Professores como intelectuais da educação

ALEXANDRE CAMPOS

Como professor, assumi a minha primeira turma em 1996, na Escola Estadual Ferreira Mendes. Ô saudades do Baiaca! Suando frio de preocupação, mas também orgulhoso por conquistar um espaço da mais alta honraria em uma sociedade. Enfim, eu fazia parte de um time de professores.

O que o professor iniciante quer, num primeiro momento, é ser aceito pelos colegas, pela equipe gestora, pelos alunos. Ser reconhecido como bom professor requer muita dedicação pois, ao lado das tarefas diretamente ligadas à sala de aula – focadas na aprendizagem dos alunos – existem as intermináveis tarefas burocráticas impostas pela escola e pelos órgãos mais centrais dos sistemas de ensino – as secretarias de educação.

Com o passar do tempo vamos aprendendo muita coisa sobre a comunidade escolar. Sondamos os grupos e “panelinhas” que se formam na instituição e na rede de ensino, identificamos as demandas burocráticas que merecem maior atenção – distinguindo daquelas mais “fogo de palha” –, eventualmente conhecemos as famílias dos alunos, percebemos as dinâmicas e os territórios existentes no bairro e em seus entornos, escolhemos as melhores linhas e horários dos ônibus etc. Acima de tudo, construímos laços profissionais e pessoais.

Ao final do contrato com a Seduc, porém, muito desse conhecimento é desperdiçado. Ao lado do conhecimento pedagógico do conteúdo – ou talvez como mais um de seus elementos – os saberes vinculados àquela comunidade escolar são fatores determinantes para o bom desempenho dos professores. Sim, as mudanças são importantes, mas “não me altere o samba tanto assim”. Manter uma certa regularidade na equipe docente de uma escola ajuda a elaborar estratégias mais “pé-no-chão” e a estabelecer metas mais factíveis.

A importância dessa regularidade na equipe docente é reconhecida pelos pesquisadores da área educacional. Desde 2013 o Instituto Nacional de Estudos e Pesquisas Educacionais (Inep) vem mantendo o Indicador de Regularidade Docente da Educação Básica.

Analisando este indicador e comparando as redes estaduais percebemos que essa regularidade vem melhorando no Brasil e caindo no Centro-Oeste e em Mato Grosso.

A queda da regularidade docente na rede estadual de ensino de Mato Grosso mostra-se alarmante. Caiu quase 10%! A que se deve esse resultado? Ausência de concursos regulares? Abandono da docência?
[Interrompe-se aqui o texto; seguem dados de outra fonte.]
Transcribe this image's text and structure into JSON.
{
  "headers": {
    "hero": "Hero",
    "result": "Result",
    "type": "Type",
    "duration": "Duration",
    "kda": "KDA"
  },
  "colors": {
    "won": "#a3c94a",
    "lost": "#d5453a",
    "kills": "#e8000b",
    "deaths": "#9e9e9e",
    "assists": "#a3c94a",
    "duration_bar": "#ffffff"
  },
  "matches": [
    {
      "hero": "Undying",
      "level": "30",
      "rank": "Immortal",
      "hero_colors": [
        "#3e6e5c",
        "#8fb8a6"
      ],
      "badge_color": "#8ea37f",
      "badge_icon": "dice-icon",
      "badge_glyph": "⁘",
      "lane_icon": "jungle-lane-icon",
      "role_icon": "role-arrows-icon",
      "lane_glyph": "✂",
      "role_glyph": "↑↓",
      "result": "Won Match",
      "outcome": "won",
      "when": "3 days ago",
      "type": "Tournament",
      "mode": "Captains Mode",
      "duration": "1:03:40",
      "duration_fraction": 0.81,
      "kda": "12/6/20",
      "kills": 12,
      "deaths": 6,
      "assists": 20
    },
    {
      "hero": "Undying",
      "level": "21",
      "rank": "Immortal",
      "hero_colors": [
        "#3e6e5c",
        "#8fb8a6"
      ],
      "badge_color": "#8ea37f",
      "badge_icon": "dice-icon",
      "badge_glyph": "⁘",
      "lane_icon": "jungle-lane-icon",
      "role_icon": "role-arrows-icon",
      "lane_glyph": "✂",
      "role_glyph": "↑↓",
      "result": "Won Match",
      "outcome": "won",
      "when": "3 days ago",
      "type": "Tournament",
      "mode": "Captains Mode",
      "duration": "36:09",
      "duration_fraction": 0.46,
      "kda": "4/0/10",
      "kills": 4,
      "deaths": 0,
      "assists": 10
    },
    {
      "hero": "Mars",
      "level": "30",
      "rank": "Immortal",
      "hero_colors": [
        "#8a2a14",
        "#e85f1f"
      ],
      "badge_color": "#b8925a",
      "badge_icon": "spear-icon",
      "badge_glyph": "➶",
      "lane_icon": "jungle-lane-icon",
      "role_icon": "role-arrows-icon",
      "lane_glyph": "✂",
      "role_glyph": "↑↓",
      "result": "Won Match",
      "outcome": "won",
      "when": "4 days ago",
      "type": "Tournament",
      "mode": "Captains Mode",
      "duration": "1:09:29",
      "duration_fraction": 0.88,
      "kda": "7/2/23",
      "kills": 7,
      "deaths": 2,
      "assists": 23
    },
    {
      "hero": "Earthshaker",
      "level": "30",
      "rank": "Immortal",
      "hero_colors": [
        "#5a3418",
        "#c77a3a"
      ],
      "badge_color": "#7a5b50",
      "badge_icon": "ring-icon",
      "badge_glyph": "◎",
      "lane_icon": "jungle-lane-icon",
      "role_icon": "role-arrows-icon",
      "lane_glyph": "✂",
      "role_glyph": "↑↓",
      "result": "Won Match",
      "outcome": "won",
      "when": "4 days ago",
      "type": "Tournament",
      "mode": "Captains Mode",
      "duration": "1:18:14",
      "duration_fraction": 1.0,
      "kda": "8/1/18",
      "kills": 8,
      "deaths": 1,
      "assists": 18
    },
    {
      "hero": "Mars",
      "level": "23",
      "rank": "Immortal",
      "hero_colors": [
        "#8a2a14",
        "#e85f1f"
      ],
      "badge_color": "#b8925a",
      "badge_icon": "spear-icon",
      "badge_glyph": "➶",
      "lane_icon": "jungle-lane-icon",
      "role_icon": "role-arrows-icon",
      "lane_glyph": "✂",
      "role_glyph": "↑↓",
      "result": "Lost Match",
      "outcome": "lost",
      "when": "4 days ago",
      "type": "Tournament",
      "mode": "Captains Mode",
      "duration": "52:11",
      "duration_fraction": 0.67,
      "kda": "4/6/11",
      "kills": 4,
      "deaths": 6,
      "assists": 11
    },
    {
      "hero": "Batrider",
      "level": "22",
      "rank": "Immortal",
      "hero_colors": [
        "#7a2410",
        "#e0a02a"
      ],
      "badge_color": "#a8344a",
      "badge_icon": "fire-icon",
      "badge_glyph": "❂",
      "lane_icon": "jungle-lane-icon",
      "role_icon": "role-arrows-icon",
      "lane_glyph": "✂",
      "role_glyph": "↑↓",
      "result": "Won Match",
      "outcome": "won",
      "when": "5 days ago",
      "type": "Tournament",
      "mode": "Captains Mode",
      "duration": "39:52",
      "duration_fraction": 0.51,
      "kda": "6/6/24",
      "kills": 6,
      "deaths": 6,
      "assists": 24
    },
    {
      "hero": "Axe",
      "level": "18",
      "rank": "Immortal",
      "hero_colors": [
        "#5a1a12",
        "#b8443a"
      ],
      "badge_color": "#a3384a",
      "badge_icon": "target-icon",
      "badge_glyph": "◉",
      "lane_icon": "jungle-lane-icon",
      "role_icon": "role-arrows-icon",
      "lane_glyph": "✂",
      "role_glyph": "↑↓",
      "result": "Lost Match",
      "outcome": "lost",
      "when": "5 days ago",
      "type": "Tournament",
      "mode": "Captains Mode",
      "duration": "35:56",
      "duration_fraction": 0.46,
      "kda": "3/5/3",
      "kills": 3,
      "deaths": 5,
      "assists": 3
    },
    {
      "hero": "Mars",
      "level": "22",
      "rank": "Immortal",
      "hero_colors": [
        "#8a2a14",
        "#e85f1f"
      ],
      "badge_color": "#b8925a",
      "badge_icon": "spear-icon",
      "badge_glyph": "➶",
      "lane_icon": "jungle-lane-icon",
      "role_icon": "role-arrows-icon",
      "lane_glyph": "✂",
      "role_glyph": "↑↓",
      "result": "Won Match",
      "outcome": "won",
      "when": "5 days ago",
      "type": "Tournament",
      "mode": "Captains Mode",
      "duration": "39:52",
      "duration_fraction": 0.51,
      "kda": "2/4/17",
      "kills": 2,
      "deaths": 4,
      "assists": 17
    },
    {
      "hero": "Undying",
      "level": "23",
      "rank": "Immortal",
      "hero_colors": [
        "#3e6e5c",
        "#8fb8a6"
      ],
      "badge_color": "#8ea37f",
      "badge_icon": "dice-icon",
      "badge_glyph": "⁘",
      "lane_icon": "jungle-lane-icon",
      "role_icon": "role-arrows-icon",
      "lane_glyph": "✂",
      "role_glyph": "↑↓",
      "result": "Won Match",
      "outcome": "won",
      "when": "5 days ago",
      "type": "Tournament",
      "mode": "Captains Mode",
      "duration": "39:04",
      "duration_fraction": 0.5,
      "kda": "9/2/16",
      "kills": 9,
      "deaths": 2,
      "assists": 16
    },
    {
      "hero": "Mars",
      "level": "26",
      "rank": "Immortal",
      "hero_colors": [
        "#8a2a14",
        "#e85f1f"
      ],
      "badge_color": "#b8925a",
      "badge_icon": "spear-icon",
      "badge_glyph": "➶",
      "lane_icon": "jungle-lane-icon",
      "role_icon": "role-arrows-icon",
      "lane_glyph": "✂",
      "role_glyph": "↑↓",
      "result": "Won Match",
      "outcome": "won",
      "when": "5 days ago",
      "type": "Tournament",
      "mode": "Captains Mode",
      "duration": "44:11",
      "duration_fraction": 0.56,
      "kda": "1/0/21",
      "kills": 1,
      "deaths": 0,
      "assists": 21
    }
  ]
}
Sistema de atribuição de aulas mal concebido?

Qualquer que seja o motivo, o fato é que esse cenário fragiliza o corpo docente de uma escola, reduz as possibilidades de maior autonomia profissional, estabiliza os projetos coletivos, empobrece a formação continuada – aquela centrada na escola – e impõe obstáculos ao desenvolvimento profissional docente.

O que os estudos sugerem é justamente o inverso: maior regularidade do corpo docente e maior autonomia e condições de trabalho aos professores para que possam assumir as grandes metas de aprendizagem da escola como um todo e de cada aluno em particular. Sugerem uma autonomia que permita aos professores estarem à frente do Projeto Político Pedagógico da escola e da formação continuada docente.

Diante dos baixos níveis de aprendizagem dos alunos, os docentes precisam ser cobrados, sim. Mas não para preencherem formulários inócuos e intermináveis, ou para comparecerem a eventos pirotécnicos com o youtuber da vez. Precisam ser tratados e cobrados enquanto intelectuais do ensino.

Aos que vêm estudando os temas educacionais, peço perdão pelo conjunto de obviedades que trouxe neste texto. Mas, às vezes, o óbvio também precisa ser dito.

ALEXANDRE CAMPOS – é gestor governamental em Mato Grosso.